Addressing Flaky Tests
It's important to test software thoroughly and address any flaky tests immediately. If a test is being skipped, it's crucial to find the root cause and fix it. If that's not possible, quarantine the test and create an issue. It's essential to allocate time for dealing with tech debt to avoid it accumulating and becoming unmanageable.
But one thing you have to do is to test that it works as it should. And if you are putting your tests in quarantine and you are not dealing with the tests in quarantine, just delete the tests. Because if you're not going to fix them, you are not going to turn them on again. So it's really about caring about the software you're writing. And if the test that is being skipped is important, maybe at some point a bug will pass because it's not being tested. And if a bug passed, then you think, oh, now I have to fix it. So if you had that mindset of I'm going to... This is why I put as the first bullet, fix it immediately.
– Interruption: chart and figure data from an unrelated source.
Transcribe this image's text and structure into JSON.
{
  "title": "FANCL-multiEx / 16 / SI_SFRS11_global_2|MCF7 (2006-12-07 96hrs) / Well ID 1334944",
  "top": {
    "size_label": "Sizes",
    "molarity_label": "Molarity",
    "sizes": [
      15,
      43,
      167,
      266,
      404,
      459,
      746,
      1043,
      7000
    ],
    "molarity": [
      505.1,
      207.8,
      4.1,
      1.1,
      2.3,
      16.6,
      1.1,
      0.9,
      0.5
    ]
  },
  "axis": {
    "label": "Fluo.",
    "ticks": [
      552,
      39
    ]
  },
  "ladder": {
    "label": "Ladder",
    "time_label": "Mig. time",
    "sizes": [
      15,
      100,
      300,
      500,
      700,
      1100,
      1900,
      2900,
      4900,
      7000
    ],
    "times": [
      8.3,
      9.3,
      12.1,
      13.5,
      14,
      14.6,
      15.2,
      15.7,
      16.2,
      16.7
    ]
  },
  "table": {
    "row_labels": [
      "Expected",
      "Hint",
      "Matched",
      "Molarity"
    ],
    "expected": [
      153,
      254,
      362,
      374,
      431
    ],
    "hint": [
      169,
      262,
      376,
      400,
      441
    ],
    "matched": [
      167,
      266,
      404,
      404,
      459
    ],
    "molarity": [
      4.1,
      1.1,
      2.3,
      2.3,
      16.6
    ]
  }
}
Find the root cause and fix it. If not, create a quarantine and create an issue. But if you are doing that, you are doing that for a reason. So do work on that. You have to add... At my previous job, for instance, we used to have like... I think it was like 50% of the time we would be working on features. 20% on bug fixes and 30% on tech debt. So you have to have that space to deal with that tech debt. Because if you don't, it's like a debt, a financial debt. It's exponential. As much time you leave it behind, at some point you won't be able to pay it anymore.
Test Coverage and Interactivity
Test coverage, including code coverage and interactivity coverage, can be a good way to enforce dealing with flaky tests. Interactivity coverage, offered by Cypress, focuses on how users can interact with the application. However, having 100% coverage does not guarantee high-quality software if there are no assertions in the tests.
How do you feel about test coverage or code coverage as a way to try to enforce dealing with those flaky tests, too? I think it's a good idea, yeah. And actually, not just code coverage, but for instance, Cypress is going to launch as well something called interactivity coverage, which is... It's similar to code coverage, but it looks to your application from how users can interact with it. So if you have a page with five different elements that can be interactable, like two input fields, a link, and two buttons, Cypress will give you the ability to say, oh, you have just 40% of interactivity coverage because you are just interacting with these two fields and not with these other ones. So I think it's a great way to deal with that kind of thing. But it should not be like, I have 100% coverage or 8%. This doesn't mean you have high-quality software. There are teams that they have 100% coverage, but they don't have assertions on their tests. So they don't have that, actually. It's just like the test is being... The code is being executed, but if you are asserting or nothing, then you have no coverage, actually.